The revised proposal was sent to the governments of member states on Saturday and could be discussed by the EU ambassadors as soon as Sunday, according to the news agency.
The EU's executive arm says shipments of oil through the Druzhba pipeline, which connects Russia to Ukraine, Belarus, Poland, Hungary, Slovakia, the Czech Republic, Austria and Germany, should for now be spared from the embargo that the bloc is looking to impose on Moscow over its military offensive against Ukraine.
The proposal is allegedly aimed at satisfying the objections of Hungary, which has been stalling the sixth package of EU sanctions against Russia. Budapest receives most of its oil from Russia, and has compared a full ban to “an atomic bomb.” Other landlocked nations including the Czech Republic and Slovakia have also voiced reservations over an embargo.
The new proposal would give more time to Hungary to find a replacement for Russian pipeline oil.
As for supplies by sea, all EU states are to give up on Russian crude delivered by tankers in six months and refined petroleum products in eight months, the sources said.

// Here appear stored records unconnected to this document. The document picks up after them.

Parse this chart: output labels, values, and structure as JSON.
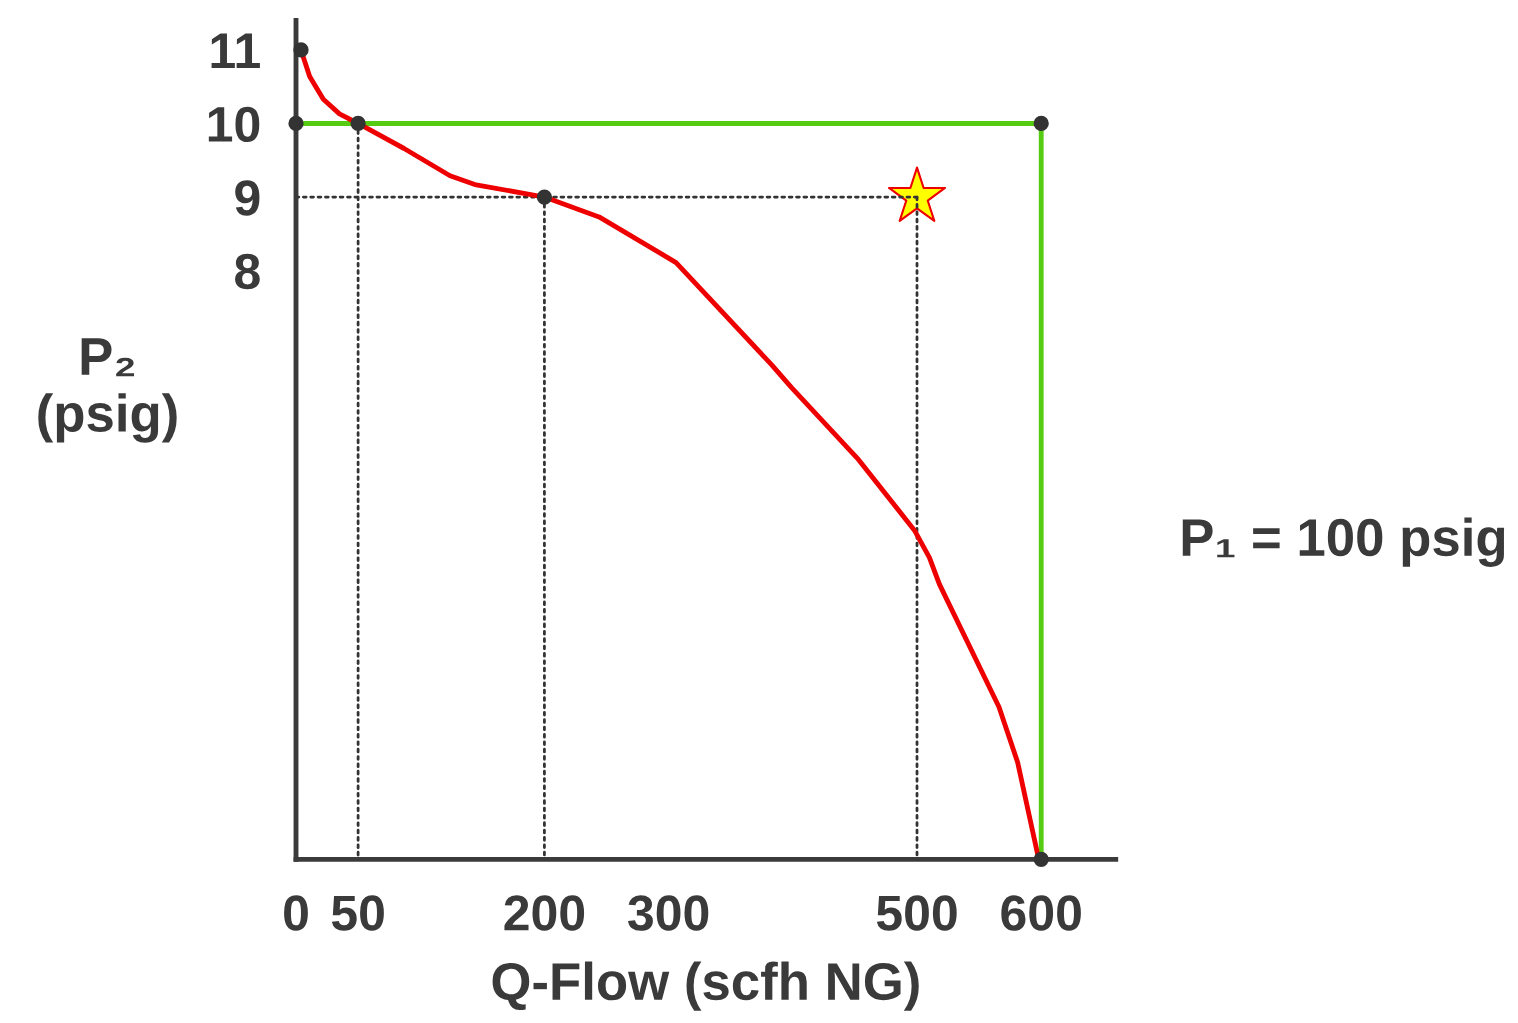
{
  "chart_data": {
    "type": "line",
    "xlabel": "Q-Flow (scfh NG)",
    "ylabel": "P₂\n(psig)",
    "annotations": [
      "P₁ = 100 psig"
    ],
    "xlim": [
      0,
      660
    ],
    "ylim": [
      0,
      11.4
    ],
    "xticks": [
      0,
      50,
      200,
      300,
      500,
      600
    ],
    "yticks": [
      8,
      9,
      10,
      11
    ],
    "grid": false,
    "series": [
      {
        "color": "#55cc11",
        "line_style": "solid",
        "marker": "none",
        "x": [
          0,
          600,
          600
        ],
        "values": [
          10,
          10,
          0
        ]
      },
      {
        "color": "#333333",
        "line_style": "dotted",
        "marker": "none",
        "x": [
          0,
          500
        ],
        "values": [
          9,
          9
        ]
      },
      {
        "color": "#333333",
        "line_style": "dotted",
        "marker": "none",
        "x": [
          50,
          50
        ],
        "values": [
          10,
          0
        ]
      },
      {
        "color": "#333333",
        "line_style": "dotted",
        "marker": "none",
        "x": [
          200,
          200
        ],
        "values": [
          9,
          0
        ]
      },
      {
        "color": "#333333",
        "line_style": "dotted",
        "marker": "none",
        "x": [
          500,
          500
        ],
        "values": [
          9,
          0
        ]
      },
      {
        "color": "#ee0000",
        "line_style": "solid",
        "marker": "none",
        "x": [
          4,
          11,
          22,
          35,
          50,
          87,
          124,
          144,
          200,
          244,
          306,
          383,
          399,
          452,
          498,
          510,
          518,
          566,
          581,
          598
        ],
        "values": [
          11,
          10.64,
          10.33,
          10.13,
          10,
          9.66,
          9.29,
          9.17,
          9,
          8.73,
          8.11,
          6.72,
          6.41,
          5.45,
          4.47,
          4.1,
          3.74,
          2.07,
          1.32,
          0
        ]
      },
      {
        "type": "scatter",
        "color": "#333333",
        "marker": "circle",
        "x": [
          4,
          0,
          50,
          200,
          600,
          600
        ],
        "values": [
          11,
          10,
          10,
          9,
          10,
          0
        ]
      },
      {
        "type": "scatter",
        "color": "#ffff00",
        "marker": "star",
        "x": [
          500
        ],
        "values": [
          9
        ]
      }
    ]
  }
}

The European Commission has also proposed restricting re-exports of Russian pipeline oil to other member states or third countries as part of the draft.
European Commission President Ursula Von der Leyen told MSNBC earlier this week that the bloc could not place an immediate ban on Russian oil as President Vladimir Putin “might be able to take the oil that he does not sell to the EU to the world market, where the prices will increase, and sell it for more – and that would fill his war chests.”
However, Von der Leyen insisted that overcoming dependence on Russian oil and gas remains one of the EU's major goals in the long run.
“Over time what we do is get rid of the overall dependency of the Russian fossil fuels, all three of them, and never to go back again… If there's anything Putin has achieved it is that he lost his best client and Europe will never come back, and he pushed us – and that's good – into the direction of renewable energy,” she said.